My sophomore year of college, I took on a quarter-long photography project where I explored the archetypes of women in Renaissance art. There are basically two categories: those modeled after the Virgin and those modeled after Eve. Obviously, those after the Virgin are wholesome, pure, exist to serve their husbands (or even better, become nuns and serve only Christ). Contrarily, those after Eve (who performed the original sin) are deceptive, sinful, trick men into lusting after them. Realizing this binary actually gave me a huge insight to the roots of misogyny as a whole and became a huge part of learning about feminism for me. My photography project focused on giving Renaissance women agency. My subjects were taken straight from actual artwork from the period and celebrated for being just who they wanted to be: devoted worshippers, witches, mother, sinful temptresses. There was no heirarchy--just women being who they wanted to be.
I have found a lot of empowering ladies in Renaissance art. Male Renaissance artists portrayed the "sinful women" as evil because they tempted men into sinning. The general public believed that women were inherently evil and men were basically good and so if a man performed a lustful sin, it could be blamed on the woman's powers of sexual persuasion. Sound familiar? That's right! Just like how Eve made Adam take a bite of the Forbidden Fruit! It's all women's fault all the time. And so, naturally, I became a lot more interested in the imagery and stories of the temptresses. There are some hilarious woodcuts of women riding on men like horses and tricking them into cages, thus signifying their evil reign over men who give into their lusty ways. But my favorites are the witches.
All of these pieces are woodcuts by the famous Renaissance artist Albrecht Durer. Since they were woodcuts, they were sort of the first mass production of art to be made. These images were passed around Northern Europe and warned against the sinful women. Witches are really just nude women. They can be shown doing some pretty crazy things but, like in the piece above called Four Witches, they are just women. A nude women was shocking the Renaissance people, of course. This was really before women were being seen through the ever-terrible male gaze like you see in art after this time. Men were still terrified of even images of women tricking them into sinning and then being sent to Hell because this is what the church was preaching. So their nudity would have been seen as only disgusting.

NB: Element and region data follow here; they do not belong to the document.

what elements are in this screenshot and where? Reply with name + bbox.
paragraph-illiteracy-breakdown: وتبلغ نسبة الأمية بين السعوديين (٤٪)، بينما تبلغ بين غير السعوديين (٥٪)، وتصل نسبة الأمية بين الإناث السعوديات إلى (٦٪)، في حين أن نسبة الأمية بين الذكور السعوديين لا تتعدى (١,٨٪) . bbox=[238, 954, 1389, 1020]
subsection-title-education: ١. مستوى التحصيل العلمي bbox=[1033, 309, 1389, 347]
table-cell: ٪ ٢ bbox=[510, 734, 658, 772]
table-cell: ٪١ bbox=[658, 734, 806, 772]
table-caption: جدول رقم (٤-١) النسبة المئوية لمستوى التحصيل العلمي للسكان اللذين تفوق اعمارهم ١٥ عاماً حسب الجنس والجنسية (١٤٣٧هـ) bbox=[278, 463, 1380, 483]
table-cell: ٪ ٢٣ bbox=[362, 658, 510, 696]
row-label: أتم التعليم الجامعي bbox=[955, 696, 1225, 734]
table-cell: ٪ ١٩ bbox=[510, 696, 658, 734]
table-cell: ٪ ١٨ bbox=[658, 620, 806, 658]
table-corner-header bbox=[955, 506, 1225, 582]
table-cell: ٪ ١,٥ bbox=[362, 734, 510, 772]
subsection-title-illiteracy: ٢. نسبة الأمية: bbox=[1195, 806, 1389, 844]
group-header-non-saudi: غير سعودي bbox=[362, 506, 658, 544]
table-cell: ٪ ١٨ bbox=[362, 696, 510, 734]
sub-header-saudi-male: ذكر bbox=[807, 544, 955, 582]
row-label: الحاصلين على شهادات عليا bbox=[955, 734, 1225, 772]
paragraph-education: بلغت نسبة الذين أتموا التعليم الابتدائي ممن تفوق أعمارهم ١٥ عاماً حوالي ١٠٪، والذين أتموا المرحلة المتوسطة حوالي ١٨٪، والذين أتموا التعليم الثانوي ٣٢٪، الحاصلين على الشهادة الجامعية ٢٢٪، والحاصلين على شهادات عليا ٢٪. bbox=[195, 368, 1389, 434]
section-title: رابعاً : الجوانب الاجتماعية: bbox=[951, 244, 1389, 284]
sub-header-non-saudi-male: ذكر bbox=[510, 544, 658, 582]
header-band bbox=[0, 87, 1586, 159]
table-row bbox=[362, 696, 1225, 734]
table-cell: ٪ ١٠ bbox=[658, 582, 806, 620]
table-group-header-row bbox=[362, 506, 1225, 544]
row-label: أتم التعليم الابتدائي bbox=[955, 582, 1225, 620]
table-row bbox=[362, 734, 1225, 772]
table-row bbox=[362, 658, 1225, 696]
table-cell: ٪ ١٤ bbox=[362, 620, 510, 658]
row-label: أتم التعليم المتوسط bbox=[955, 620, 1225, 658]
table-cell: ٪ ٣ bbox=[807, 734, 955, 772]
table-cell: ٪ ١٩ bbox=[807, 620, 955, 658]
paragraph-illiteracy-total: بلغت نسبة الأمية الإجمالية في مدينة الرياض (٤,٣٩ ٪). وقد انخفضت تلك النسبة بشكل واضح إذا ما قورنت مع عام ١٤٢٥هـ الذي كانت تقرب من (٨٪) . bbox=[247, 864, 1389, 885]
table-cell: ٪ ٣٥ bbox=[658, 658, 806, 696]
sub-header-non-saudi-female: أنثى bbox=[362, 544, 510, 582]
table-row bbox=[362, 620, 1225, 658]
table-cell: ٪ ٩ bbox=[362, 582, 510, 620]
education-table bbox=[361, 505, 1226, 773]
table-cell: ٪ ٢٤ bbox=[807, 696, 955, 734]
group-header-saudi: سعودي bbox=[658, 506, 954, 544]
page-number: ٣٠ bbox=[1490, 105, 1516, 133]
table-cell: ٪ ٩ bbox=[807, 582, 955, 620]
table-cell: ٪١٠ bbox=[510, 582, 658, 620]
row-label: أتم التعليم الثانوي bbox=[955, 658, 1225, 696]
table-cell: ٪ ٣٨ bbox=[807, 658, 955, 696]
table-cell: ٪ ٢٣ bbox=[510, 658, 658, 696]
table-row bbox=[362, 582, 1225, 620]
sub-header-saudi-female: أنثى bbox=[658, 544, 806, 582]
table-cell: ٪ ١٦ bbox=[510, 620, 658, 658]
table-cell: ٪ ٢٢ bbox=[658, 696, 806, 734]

People in the Renaissance were trying to elevate themselves from their natural, carnal state to be closer to God. So then it follows that they don't favor nudity. But I think this link goes further in saying that they thought of women as animals, as part of the nature they feared. Witches are usually shown in natural surroundings, close to animals, twisting themselves in impolite ways. The church was trying to form an ordered, god-fearing world, and what women stood for just wouldn't fit into it. I, as a nature-loving, wild woman love this idea, but to the Renaissance people this was not cool. It should be noted, of course, that most women weren't out flying backwards on goats. They probably weren't even trying to tempt men into sinning, although I bet some bad bitches were, just to spite them. For the most part, the witch archetype is the embodiment of the male fear of their own sins. They just want to blame women for it.
Witches were usually nude, suggesting their relationship to the
original temptress, Eve, who was also nude until she felt shame about her body. And now you see kids, where so much of our society's misogyny comes from! Body-shaming, slut-shaming, women-shaming. Isn't it fun to learn about art?!